Amazon Prime Video Transparent

Canadians could be able to stream Amazon’s award winning show Transparent via Amazon Prime video as soon as Thursday, Dec. 1. (Mario Anzuoni/Reuters)

Amazon Prime had 63 million U.S. subscribers in the second quarter of 2016, according to a July report from Consumer Intelligence Research Partners.

In October, Netflix said it had 86.74 million subscribers worldwide. A June report from Solutions Research Group said Netflix has about 5.2 million subscriptions in Canada

Bell Media’s own CraveTV service now has more than one million Canadian subscribers, Turcke told the CRTC on Tuesday.

In September, Rogers and Shaw announced they were shutting down Shomi, their joint video streaming venture.
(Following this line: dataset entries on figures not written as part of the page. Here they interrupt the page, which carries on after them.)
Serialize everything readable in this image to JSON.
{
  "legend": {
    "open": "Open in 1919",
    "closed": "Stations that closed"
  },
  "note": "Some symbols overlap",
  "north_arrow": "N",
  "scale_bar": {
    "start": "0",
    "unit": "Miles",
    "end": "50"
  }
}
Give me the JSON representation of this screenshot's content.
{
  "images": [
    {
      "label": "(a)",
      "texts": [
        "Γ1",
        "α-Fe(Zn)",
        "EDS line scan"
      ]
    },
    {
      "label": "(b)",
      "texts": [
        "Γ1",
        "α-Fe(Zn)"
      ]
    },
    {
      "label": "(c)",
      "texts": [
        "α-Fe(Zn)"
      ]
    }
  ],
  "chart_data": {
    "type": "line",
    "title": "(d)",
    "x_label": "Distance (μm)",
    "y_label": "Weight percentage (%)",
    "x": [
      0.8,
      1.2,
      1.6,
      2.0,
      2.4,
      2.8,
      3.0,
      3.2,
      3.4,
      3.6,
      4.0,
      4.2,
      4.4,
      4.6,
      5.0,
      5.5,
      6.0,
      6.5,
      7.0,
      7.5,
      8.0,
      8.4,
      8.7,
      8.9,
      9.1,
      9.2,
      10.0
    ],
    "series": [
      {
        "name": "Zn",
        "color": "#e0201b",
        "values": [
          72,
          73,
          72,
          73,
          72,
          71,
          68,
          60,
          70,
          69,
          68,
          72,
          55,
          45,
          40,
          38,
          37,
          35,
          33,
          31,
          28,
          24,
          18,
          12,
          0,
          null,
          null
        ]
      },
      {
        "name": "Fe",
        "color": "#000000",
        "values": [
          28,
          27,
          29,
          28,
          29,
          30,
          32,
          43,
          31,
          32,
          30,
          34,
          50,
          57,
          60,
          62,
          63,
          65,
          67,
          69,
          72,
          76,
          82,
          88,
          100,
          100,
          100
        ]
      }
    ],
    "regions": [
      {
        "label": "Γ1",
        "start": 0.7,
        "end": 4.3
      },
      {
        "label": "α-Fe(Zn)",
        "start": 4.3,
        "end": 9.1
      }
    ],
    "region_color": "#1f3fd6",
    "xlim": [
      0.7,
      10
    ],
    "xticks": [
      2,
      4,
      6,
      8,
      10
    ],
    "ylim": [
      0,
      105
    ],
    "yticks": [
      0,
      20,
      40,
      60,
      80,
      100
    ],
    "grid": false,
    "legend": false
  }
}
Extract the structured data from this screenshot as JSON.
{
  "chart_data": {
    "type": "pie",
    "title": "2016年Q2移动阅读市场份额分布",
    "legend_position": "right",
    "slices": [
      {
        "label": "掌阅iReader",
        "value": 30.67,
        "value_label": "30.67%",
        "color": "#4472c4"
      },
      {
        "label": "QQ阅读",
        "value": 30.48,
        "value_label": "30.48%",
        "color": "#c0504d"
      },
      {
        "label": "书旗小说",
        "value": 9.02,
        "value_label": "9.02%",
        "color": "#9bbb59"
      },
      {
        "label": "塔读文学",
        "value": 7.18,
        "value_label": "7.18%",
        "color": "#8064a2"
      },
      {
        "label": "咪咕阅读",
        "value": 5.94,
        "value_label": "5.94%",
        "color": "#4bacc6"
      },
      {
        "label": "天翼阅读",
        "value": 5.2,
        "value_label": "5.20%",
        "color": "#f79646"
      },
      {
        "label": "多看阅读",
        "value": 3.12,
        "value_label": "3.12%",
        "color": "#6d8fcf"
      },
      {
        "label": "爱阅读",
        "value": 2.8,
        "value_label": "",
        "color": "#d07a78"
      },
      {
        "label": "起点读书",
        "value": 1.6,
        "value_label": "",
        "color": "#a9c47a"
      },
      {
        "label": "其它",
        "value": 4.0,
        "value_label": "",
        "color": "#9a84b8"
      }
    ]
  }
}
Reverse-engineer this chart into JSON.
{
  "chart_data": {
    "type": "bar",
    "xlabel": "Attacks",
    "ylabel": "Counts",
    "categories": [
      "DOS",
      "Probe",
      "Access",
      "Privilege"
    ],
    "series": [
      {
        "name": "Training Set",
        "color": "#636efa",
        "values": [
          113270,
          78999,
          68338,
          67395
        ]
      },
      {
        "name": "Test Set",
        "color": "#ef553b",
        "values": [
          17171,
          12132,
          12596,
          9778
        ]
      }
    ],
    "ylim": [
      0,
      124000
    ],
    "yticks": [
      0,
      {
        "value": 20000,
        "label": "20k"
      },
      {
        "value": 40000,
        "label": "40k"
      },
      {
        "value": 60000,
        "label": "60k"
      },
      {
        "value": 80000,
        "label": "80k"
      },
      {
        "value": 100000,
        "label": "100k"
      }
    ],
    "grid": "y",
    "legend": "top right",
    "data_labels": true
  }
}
Today is the last day Shomi will be available in Canada.

Bell’s fears about over-the-top competition

At Tuesday’s hearing on the renewal of TV broadcasting licenses, Turcke spoke about the challenge Bell Media faces from over-the-top competitors like Netflix and Amazon, describing them as “formidable competition.”

“So it’s not just our fellow Canadian broadcasters who will try to outbid us for first-run, original programming, but it’s Netflix and now Amazon, two entities that are not subject to the same regulatory requirements as us and that have astronomically more buying power than we do,” said Turcke, according to a copy of her presentation posted on the CRTC website.

In her presentation, Turcke described “a world where Netflix (or another global OTT player) acquires the majority of the top prime time network television shows.”

In such a world, said Turcke, the worst-case scenario for the Canadian broadcasting industry is one “where Canadians decide they don’t need any TV subscription at all because the best of prime-time television is dropped day and date on Netflix.”

“We must have as much flexibility as possible and have parity with other regulated entities,” said Turcke.